TEP has been gathering customer input on the project for months. Many area residents object to aspects of the plan, especially the route, which could be through or near many historic neighborhoods.

John Schwarz is a longtime Tucsonan, retired professor and previously served on the city's citizens advisory planning committee when the Kino Parkway was being designed and built. He says that experience influenced his view of the transmission line project, particularly its visual impacts.

“As a citizen of Tucson I'm really appalled at what they're planning to do here and the kind of impact it's going to have both on the entryway [to Tucson] and Campbell Avenue, if that's the route chosen, as well as my feeling for people who own property nearby who are going to suffer quite substantial losses,” Schwarz said. “The entire character of some neighborhoods are going to be changed by this when it could so easily be done differently.”

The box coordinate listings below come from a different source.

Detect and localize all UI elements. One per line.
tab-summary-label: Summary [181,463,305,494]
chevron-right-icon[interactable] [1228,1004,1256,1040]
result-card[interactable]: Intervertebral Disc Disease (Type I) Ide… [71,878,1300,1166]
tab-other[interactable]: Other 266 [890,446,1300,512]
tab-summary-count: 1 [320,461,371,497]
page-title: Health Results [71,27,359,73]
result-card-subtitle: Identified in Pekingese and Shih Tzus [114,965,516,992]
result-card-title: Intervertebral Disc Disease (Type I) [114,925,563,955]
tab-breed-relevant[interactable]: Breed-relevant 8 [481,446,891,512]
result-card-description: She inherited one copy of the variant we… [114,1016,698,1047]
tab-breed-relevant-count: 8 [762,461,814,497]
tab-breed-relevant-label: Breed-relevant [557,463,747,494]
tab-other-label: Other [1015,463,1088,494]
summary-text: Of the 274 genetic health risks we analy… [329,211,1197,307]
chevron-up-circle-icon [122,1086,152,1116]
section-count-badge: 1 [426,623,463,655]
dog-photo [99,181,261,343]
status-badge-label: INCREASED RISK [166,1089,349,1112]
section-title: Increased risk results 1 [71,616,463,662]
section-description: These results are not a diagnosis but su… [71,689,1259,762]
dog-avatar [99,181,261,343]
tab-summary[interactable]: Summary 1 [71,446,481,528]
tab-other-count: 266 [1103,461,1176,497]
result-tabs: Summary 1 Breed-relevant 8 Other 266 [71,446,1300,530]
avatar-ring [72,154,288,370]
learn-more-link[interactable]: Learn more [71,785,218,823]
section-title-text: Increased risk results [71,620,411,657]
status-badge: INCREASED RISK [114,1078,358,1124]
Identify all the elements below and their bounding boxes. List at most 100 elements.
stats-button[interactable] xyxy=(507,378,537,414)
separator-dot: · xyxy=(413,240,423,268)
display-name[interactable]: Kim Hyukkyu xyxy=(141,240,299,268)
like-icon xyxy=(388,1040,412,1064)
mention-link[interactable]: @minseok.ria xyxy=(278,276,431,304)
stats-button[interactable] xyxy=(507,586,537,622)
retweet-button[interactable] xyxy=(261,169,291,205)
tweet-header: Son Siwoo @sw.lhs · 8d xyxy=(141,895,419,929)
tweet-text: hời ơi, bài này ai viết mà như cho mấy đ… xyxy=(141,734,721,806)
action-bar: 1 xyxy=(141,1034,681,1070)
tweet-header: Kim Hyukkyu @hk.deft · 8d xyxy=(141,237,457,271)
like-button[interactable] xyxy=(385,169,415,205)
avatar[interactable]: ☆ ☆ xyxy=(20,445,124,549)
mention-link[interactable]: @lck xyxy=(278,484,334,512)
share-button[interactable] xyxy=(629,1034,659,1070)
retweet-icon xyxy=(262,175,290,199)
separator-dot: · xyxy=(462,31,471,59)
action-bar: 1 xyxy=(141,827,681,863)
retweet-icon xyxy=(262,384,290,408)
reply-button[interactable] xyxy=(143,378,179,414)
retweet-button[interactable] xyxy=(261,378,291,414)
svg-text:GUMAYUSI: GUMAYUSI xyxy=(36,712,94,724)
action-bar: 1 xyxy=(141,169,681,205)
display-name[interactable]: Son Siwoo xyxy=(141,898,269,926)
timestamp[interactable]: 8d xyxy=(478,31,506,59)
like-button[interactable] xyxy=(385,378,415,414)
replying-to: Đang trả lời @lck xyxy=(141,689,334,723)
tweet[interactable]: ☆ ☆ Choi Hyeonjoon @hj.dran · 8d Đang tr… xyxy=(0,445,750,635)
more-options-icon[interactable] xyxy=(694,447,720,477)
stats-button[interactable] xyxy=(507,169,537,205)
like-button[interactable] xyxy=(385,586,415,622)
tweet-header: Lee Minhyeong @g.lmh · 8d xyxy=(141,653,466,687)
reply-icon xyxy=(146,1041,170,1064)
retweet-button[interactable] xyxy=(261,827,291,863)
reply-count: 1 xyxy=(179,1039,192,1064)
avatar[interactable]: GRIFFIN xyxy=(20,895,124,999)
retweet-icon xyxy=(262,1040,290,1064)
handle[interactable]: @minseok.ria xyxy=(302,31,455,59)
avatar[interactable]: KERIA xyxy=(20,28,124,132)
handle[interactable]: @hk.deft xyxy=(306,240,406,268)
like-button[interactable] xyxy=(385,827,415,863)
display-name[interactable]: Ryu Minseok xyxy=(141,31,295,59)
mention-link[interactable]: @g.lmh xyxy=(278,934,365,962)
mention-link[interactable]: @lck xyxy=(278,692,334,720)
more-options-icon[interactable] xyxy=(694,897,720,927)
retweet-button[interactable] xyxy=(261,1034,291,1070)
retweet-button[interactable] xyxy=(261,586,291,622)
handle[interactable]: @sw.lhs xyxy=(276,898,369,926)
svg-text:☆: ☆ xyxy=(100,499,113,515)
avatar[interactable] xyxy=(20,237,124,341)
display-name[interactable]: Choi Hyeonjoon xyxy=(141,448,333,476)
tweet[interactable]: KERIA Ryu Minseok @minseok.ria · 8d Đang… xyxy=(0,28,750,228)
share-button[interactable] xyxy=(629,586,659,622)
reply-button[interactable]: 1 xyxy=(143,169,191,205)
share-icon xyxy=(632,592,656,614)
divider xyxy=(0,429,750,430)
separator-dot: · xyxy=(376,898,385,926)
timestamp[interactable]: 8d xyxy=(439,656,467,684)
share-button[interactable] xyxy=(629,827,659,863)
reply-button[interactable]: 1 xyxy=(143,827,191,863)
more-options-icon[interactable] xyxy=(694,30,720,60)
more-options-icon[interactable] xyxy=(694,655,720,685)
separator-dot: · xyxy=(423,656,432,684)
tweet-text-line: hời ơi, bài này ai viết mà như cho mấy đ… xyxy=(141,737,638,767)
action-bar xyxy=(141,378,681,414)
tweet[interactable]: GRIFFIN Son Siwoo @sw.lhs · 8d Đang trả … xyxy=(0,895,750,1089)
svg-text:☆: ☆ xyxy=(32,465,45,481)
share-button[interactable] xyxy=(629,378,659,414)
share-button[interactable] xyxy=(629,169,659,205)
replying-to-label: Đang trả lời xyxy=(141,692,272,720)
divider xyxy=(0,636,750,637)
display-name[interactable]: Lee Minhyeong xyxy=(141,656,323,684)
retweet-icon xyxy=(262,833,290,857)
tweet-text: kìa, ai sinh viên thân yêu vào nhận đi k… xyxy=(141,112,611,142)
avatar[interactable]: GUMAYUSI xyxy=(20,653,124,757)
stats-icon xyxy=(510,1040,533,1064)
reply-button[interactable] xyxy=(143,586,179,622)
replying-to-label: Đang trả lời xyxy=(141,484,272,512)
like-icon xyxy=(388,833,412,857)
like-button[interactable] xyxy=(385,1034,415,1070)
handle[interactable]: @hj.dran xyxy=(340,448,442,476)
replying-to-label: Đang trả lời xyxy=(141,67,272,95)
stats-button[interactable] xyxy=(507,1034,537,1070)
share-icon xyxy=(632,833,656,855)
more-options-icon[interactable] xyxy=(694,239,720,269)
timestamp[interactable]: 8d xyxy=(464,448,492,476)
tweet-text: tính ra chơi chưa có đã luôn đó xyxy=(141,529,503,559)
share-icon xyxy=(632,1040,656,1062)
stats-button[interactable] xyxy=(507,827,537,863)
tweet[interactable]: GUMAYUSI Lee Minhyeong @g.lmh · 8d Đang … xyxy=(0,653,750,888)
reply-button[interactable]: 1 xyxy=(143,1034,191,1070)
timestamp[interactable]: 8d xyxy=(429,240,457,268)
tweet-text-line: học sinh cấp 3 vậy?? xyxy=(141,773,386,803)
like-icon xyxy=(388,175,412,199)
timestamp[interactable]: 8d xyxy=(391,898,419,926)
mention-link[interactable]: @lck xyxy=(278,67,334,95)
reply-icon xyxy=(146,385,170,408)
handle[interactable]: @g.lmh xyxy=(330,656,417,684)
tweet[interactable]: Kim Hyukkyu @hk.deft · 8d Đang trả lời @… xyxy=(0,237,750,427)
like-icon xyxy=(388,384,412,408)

Dan Dempsey lives in the Iron Horse neighborhood, near Euclid Avenue and Broadway Boulevard. Euclid was one of the earlier routes. Schwarz and Dempsey wrote a paper detailing their objection to TEP's plans and a recommendation for putting part of the transmission line underground.

Dempsey, who has a background in energy company analytics, said that according to calculations based on TEP’s own studies, the cost of putting this transmission line underground would be insignificant compared to TEP’s yearly revenue.

Schwarz and Dempsey said they are not opposed to the transmission line, they just want it to be built underground. Dempsey also said that TEP has ample time to consider the decision.

“There’s no reason to rush, there’s no reason to hurry,” Dempsey said. “We can explore undergrounding. We can talk to the city, the state, the feds. We can see what happens if there’s a big infrastructure plan. There’s time to wait.”

So far, Schwarz and Dempsey have been working locally to try to change TEP’s plans but have not directly heard back from the company.